After over two months of confinement, miners were likely to be very argumentative, angry and depressed. The family care, publicity, media, and Hollywood film producers would likely confuse them enormously. The immediate physical problem was adjusting to the light; for that reason, each one was provided with Rs 22,000 Oakley sunglasses before surfacing out. Many of them were very tired and weak, needing intense medical care.
Though many have received job offers from other mines in the country, their skill being only mining, they would naturally return to mining either above or below the ground. The miners had to deal with media attention and possible Hollywood offers. Some have a flair for writing and can mint millions by penning their ordeal memoirs.
The Perks, the Gold and the Vow of Silence
The 33 trapped and rescued miners were set to make a fortune, as many TV companies offered up to Rs 2 crore each to tell their exclusive stories. Meanwhile, Chilean PR agents tried to sign up families in anticipation of lucrative book and movie deals.

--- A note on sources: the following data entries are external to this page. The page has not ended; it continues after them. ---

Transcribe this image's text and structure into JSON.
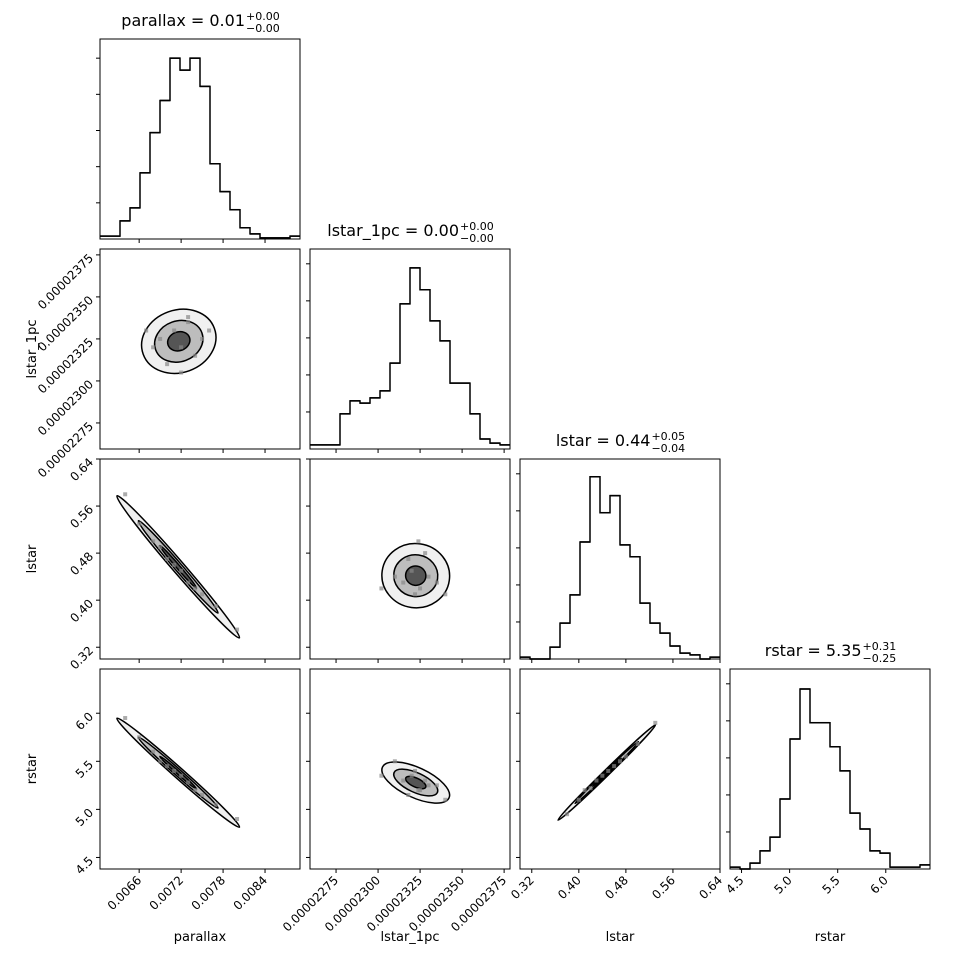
{
  "chart_data": {
    "type": "corner",
    "params": [
      {
        "name": "parallax",
        "title": "parallax = 0.01",
        "title_upper": "+0.00",
        "title_lower": "−0.00",
        "lim": [
          0.00604,
          0.0089
        ],
        "ticks": [
          0.0066,
          0.0072,
          0.0078,
          0.0084
        ],
        "bins": [
          0.00604,
          0.006183,
          0.006326,
          0.006469,
          0.006612,
          0.006755,
          0.006898,
          0.007041,
          0.007184,
          0.007327,
          0.00747,
          0.007613,
          0.007756,
          0.007899,
          0.008042,
          0.008185,
          0.008328,
          0.008471,
          0.008614,
          0.008757,
          0.0089
        ],
        "counts": [
          8,
          8,
          50,
          86,
          183,
          294,
          383,
          500,
          467,
          500,
          422,
          208,
          131,
          81,
          31,
          14,
          3,
          3,
          3,
          8
        ],
        "hist_ylim": [
          0,
          553
        ],
        "hist_ticks": [
          100,
          200,
          300,
          400,
          500
        ]
      },
      {
        "name": "lstar_1pc",
        "title": "lstar_1pc = 0.00",
        "title_upper": "+0.00",
        "title_lower": "−0.00",
        "lim": [
          2.2595e-05,
          2.3785e-05
        ],
        "ticks": [
          {
            "value": 2.275e-05,
            "label": "0.00002275"
          },
          {
            "value": 2.3e-05,
            "label": "0.00002300"
          },
          {
            "value": 2.325e-05,
            "label": "0.00002325"
          },
          {
            "value": 2.35e-05,
            "label": "0.00002350"
          },
          {
            "value": 2.375e-05,
            "label": "0.00002375"
          }
        ],
        "bins": [
          2.2595e-05,
          2.26545e-05,
          2.2714e-05,
          2.27735e-05,
          2.2833e-05,
          2.28925e-05,
          2.2952e-05,
          2.30115e-05,
          2.3071e-05,
          2.31305e-05,
          2.319e-05,
          2.32495e-05,
          2.3309e-05,
          2.33685e-05,
          2.3428e-05,
          2.34875e-05,
          2.3547e-05,
          2.36065e-05,
          2.3666e-05,
          2.37255e-05,
          2.3785e-05
        ],
        "counts": [
          11,
          11,
          11,
          95,
          130,
          124,
          138,
          157,
          232,
          392,
          489,
          430,
          346,
          292,
          178,
          178,
          95,
          27,
          16,
          11
        ],
        "hist_ylim": [
          0,
          540
        ],
        "hist_ticks": [
          100,
          200,
          300,
          400,
          500
        ]
      },
      {
        "name": "lstar",
        "title": "lstar = 0.44",
        "title_upper": "+0.05",
        "title_lower": "−0.04",
        "lim": [
          0.3,
          0.64
        ],
        "ticks": [
          0.32,
          {
            "value": 0.4,
            "label": "0.40"
          },
          0.48,
          0.56,
          0.64
        ],
        "bins": [
          0.3,
          0.317,
          0.334,
          0.351,
          0.368,
          0.385,
          0.402,
          0.419,
          0.436,
          0.453,
          0.47,
          0.487,
          0.504,
          0.521,
          0.538,
          0.555,
          0.572,
          0.589,
          0.606,
          0.623,
          0.64
        ],
        "counts": [
          5,
          0,
          0,
          32,
          97,
          173,
          316,
          492,
          395,
          441,
          308,
          276,
          151,
          97,
          70,
          35,
          16,
          11,
          0,
          5
        ],
        "hist_ylim": [
          0,
          540
        ],
        "hist_ticks": [
          100,
          200,
          300,
          400,
          500
        ]
      },
      {
        "name": "rstar",
        "title": "rstar = 5.35",
        "title_upper": "+0.31",
        "title_lower": "−0.25",
        "lim": [
          4.38,
          6.46
        ],
        "ticks": [
          4.5,
          {
            "value": 5,
            "label": "5.0"
          },
          5.5,
          {
            "value": 6,
            "label": "6.0"
          }
        ],
        "bins": [
          4.38,
          4.484,
          4.588,
          4.692,
          4.796,
          4.9,
          5.004,
          5.108,
          5.212,
          5.316,
          5.42,
          5.524,
          5.628,
          5.732,
          5.836,
          5.94,
          6.044,
          6.148,
          6.252,
          6.356,
          6.46
        ],
        "counts": [
          5,
          0,
          16,
          49,
          86,
          189,
          351,
          486,
          395,
          395,
          330,
          265,
          151,
          108,
          49,
          43,
          5,
          5,
          5,
          11
        ],
        "hist_ylim": [
          0,
          540
        ],
        "hist_ticks": [
          100,
          200,
          300,
          400,
          500
        ]
      }
    ],
    "pairs": [
      {
        "x": [
          0.0069,
          0.0071,
          0.0072,
          0.0073,
          0.0074,
          0.007,
          0.0075,
          0.0068,
          0.0072,
          0.0076,
          0.0067,
          0.0073
        ],
        "y": [
          2.325e-05,
          2.33e-05,
          2.32e-05,
          2.335e-05,
          2.315e-05,
          2.31e-05,
          2.325e-05,
          2.32e-05,
          2.305e-05,
          2.33e-05,
          2.33e-05,
          2.338e-05
        ]
      },
      {
        "x": [
          0.0064,
          0.0066,
          0.0068,
          0.0069,
          0.007,
          0.0071,
          0.0072,
          0.0073,
          0.0074,
          0.0075,
          0.0077,
          0.008
        ],
        "y": [
          0.58,
          0.53,
          0.5,
          0.49,
          0.47,
          0.46,
          0.45,
          0.43,
          0.42,
          0.41,
          0.39,
          0.35
        ]
      },
      {
        "x": [
          2.315e-05,
          2.32e-05,
          2.325e-05,
          2.33e-05,
          2.322e-05,
          2.318e-05,
          2.328e-05,
          2.31e-05,
          2.335e-05,
          2.324e-05,
          2.302e-05,
          2.34e-05
        ],
        "y": [
          0.43,
          0.45,
          0.42,
          0.44,
          0.41,
          0.47,
          0.48,
          0.44,
          0.43,
          0.5,
          0.42,
          0.41
        ]
      },
      {
        "x": [
          0.0064,
          0.0066,
          0.0068,
          0.0069,
          0.007,
          0.0071,
          0.0072,
          0.0073,
          0.0074,
          0.0075,
          0.0077,
          0.008
        ],
        "y": [
          5.95,
          5.75,
          5.6,
          5.5,
          5.45,
          5.4,
          5.35,
          5.28,
          5.2,
          5.15,
          5.05,
          4.9
        ]
      },
      {
        "x": [
          2.315e-05,
          2.32e-05,
          2.325e-05,
          2.33e-05,
          2.322e-05,
          2.318e-05,
          2.328e-05,
          2.31e-05,
          2.335e-05,
          2.324e-05,
          2.302e-05,
          2.34e-05
        ],
        "y": [
          5.3,
          5.35,
          5.2,
          5.25,
          5.4,
          5.15,
          5.3,
          5.5,
          5.25,
          5.2,
          5.35,
          5.1
        ]
      },
      {
        "x": [
          0.38,
          0.4,
          0.41,
          0.42,
          0.43,
          0.44,
          0.45,
          0.46,
          0.47,
          0.48,
          0.5,
          0.53
        ],
        "y": [
          4.95,
          5.1,
          5.2,
          5.22,
          5.3,
          5.35,
          5.4,
          5.45,
          5.5,
          5.55,
          5.68,
          5.9
        ]
      }
    ]
  }
}
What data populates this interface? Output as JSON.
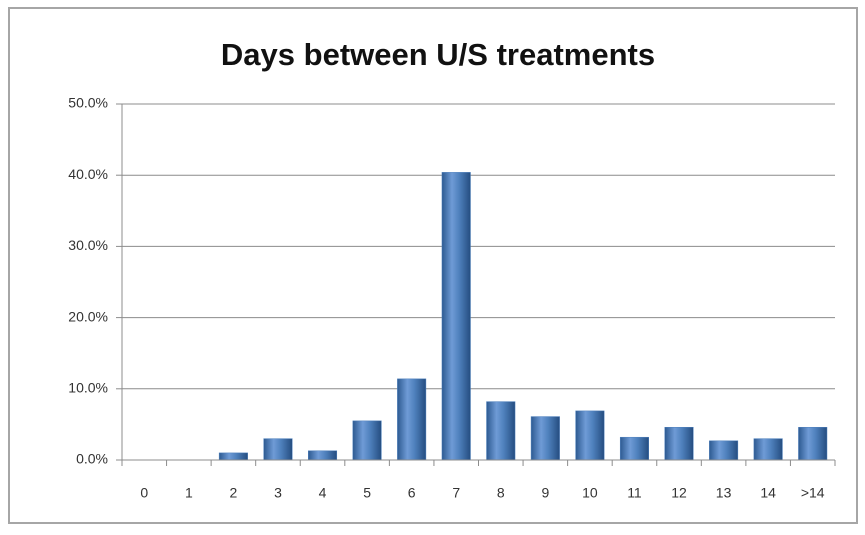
{
  "chart_data": {
    "type": "bar",
    "title": "Days between U/S treatments",
    "categories": [
      "0",
      "1",
      "2",
      "3",
      "4",
      "5",
      "6",
      "7",
      "8",
      "9",
      "10",
      "11",
      "12",
      "13",
      "14",
      ">14"
    ],
    "values": [
      0,
      0,
      1.0,
      3.0,
      1.3,
      5.5,
      11.4,
      40.4,
      8.2,
      6.1,
      6.9,
      3.2,
      4.6,
      2.7,
      3.0,
      4.6
    ],
    "color": "#4f81bd",
    "ylim": [
      0,
      50
    ],
    "yticks": [
      {
        "value": 0,
        "label": "0.0%"
      },
      {
        "value": 10,
        "label": "10.0%"
      },
      {
        "value": 20,
        "label": "20.0%"
      },
      {
        "value": 30,
        "label": "30.0%"
      },
      {
        "value": 40,
        "label": "40.0%"
      },
      {
        "value": 50,
        "label": "50.0%"
      }
    ],
    "grid": true
  }
}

The miners were dubbed kamikazes, as their work was so dangerous that they were allowed to endorse a beer called Kamikaze and offered free clothing in exchange for endorsement deals. The other offers included deals to promote chocolate, drills and a sex-aid vitamin called Revive. The miners were given numerous gifts, including a winemaker’s free wine for a year, while a local businessman had gifted each with Rs 50,000. Ariel Ticona, whose wife gave birth to a baby while he was trapped, was offered free baby products. The Chilean President invited the miners to the presidential palace and gifted them mementoes and cash awards while the rescuers planned to play a friendly football match with them.
While the company that owned the mine has filed for bankruptcy, the government-owned mining company Codelco, brought in for the rescue, had an unexpected discovery of vast untapped seams of gold, silver, and copper while drilling the escape tunnel and boreholes.
Intriguingly, all 33 miners had signed a contract vowing never to tell exactly what happened during the first 17 days of despair before a borehole reached their refuge on August 22. Until then, the world had not known that they were alive.
A GREAT Human Triumph
The rescue of the 33 trapped miners more than 700 meters underground for 69 days is a tale of human grit and achievement, surpassing all physical and psychological instincts for survival. While the trapped miners displayed an indomitable spirit against the titanic struggle for survival, Chile’s commitment and engineering precision in planning the rescue operations and designing the special capsule deserve all the praise. Commendations are also due to the miners camped out ever since the disaster struck, the families and friends of the trapped miners who emerged from a living tomb, the teams that managed the miner’s rescue operation, the Chilean government led by President Sebastian Pinera, whose popularity rating soared high on successful completion of rescue operations and the electronic media that led the world to share this extraordinary experience.
It is hoped that disaster management authorities worldwide will learn important lessons to ensure the safety and security of workers involved in hazardous industries, and we pray that Indian authorities will draw meaningful lessons in rescuing our 44 trapped workers at the earliest.